The GEX regime classification translates directly into a practical position-sizing rule. The logic is simple: if you know that negative-GEX days have systematically higher intraday vol, you can scale intraday position sizes inversely to the vol forecast. Rather than adjusting to a point forecast, we use the regime median as a baseline.
The time-series chart confirms the pattern holds out-of-sample throughout the period; negative-GEX days (shown in red) consistently cluster around the higher end of the daily vol distribution. The effect is most visible during 2022 – 2023, when the combination of Fed rate hikes and elevated VIX produced frequent negative-GEX days. During the calmer stretches of 2024–2025, positive GEX dominated and intraday vol remained suppressed for extended stretches.
Several important limitations apply to the findings above.
The standard GEX assumption is a simplification. We assume all open interest is customer-bought. In practice, dealers take two-sided positions, and some customers are net sellers of 0DTE options (income-generating strategies, institutional hedges). Without signed order-flow data at the individual trade level, we cannot construct a precise estimate of net dealer gamma. The bias introduced by this assumption is likely to overstate the magnitude of GEX swings but should preserve the directional signal.
Correlation is not causation. The relationship between negative GEX and elevated vol could partly reflect reverse causation: high-vol days attract more put buyers (generating negative GEX), rather than negative GEX causing higher vol. Disentangling this would require intraday GEX snapshots taken at the open, before the day’s vol is realised, a data exercise beyond the scope of this study.
GEX flips intraday. We use beginning-of-day GEX computed from OptionMetrics daily snapshots. In reality, large trades or sharp price moves can shift the aggregate GEX level substantially within a session. A more sophisticated implementation would use intraday GEX updates from a real-time options feed.
Zero-days-to-expiry options have fundamentally changed the microstructure of the SPX. The daily flow of 0DTE gamma from dealers to customers, and the resulting obligation on dealers to delta-hedge in real time, creates a structural, measurable regime effect on intraday volatility. When dealer gamma is positive, they act as a dampener on price moves. When it turns negative, they become amplifiers.

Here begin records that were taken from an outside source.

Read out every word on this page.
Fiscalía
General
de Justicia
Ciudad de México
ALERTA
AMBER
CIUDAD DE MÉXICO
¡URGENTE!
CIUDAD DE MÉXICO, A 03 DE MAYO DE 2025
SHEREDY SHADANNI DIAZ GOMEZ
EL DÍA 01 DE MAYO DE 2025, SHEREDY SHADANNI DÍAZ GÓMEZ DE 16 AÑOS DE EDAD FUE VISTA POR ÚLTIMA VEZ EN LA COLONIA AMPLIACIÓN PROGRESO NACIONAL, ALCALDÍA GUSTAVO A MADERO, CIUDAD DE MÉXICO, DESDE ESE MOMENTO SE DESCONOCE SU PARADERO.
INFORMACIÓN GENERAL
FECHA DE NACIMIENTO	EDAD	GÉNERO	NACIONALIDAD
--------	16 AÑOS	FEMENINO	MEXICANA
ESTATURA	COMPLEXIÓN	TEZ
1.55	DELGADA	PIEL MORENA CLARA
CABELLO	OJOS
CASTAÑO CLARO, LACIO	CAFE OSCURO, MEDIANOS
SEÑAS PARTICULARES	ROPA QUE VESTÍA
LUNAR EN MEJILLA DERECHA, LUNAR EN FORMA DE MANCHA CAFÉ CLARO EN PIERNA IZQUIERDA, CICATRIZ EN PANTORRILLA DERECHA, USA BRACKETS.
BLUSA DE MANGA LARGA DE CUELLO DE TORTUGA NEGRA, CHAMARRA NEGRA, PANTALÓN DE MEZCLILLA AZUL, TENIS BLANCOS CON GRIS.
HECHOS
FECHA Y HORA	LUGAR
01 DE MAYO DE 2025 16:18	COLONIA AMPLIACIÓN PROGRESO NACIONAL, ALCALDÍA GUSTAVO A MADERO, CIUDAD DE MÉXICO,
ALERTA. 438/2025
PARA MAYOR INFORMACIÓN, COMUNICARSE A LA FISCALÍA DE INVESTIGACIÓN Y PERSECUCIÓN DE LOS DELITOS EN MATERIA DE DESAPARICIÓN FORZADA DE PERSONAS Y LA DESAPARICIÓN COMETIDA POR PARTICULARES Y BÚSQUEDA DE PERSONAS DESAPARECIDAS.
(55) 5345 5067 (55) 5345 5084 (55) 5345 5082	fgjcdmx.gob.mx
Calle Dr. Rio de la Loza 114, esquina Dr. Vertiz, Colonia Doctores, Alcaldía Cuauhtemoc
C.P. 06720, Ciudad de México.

Across 887 trading days from Jan 2022 to Aug 2025, negative-GEX days experienced mean intraday realised vol of 13.7%, compared with 8.1% on high-GEX days. The difference is statistically significant (p = 0.0000), and the pattern is persistent through time rather than driven by a handful of outlier sessions. The regime divergence peaks at the open (10:00 bucket) and in the early afternoon (13:00 bucket), where the Negative-to-High GEX vol spread reaches 89 percentage points in both windows. The mid-afternoon narrows before a partial recovery at the close, confirming that the effect is persistent across the full session rather than concentrated in the final hour.
For practitioners, this translates into a simple, computable signal: check the sign of aggregate 0DTE GEX before the open. On negative-GEX days, the market is more likely to exhibit volatile, whipsaw intraday price action. Widen stops, reduce intraday position sizes, and treat apparent support and resistance levels with greater scepticism.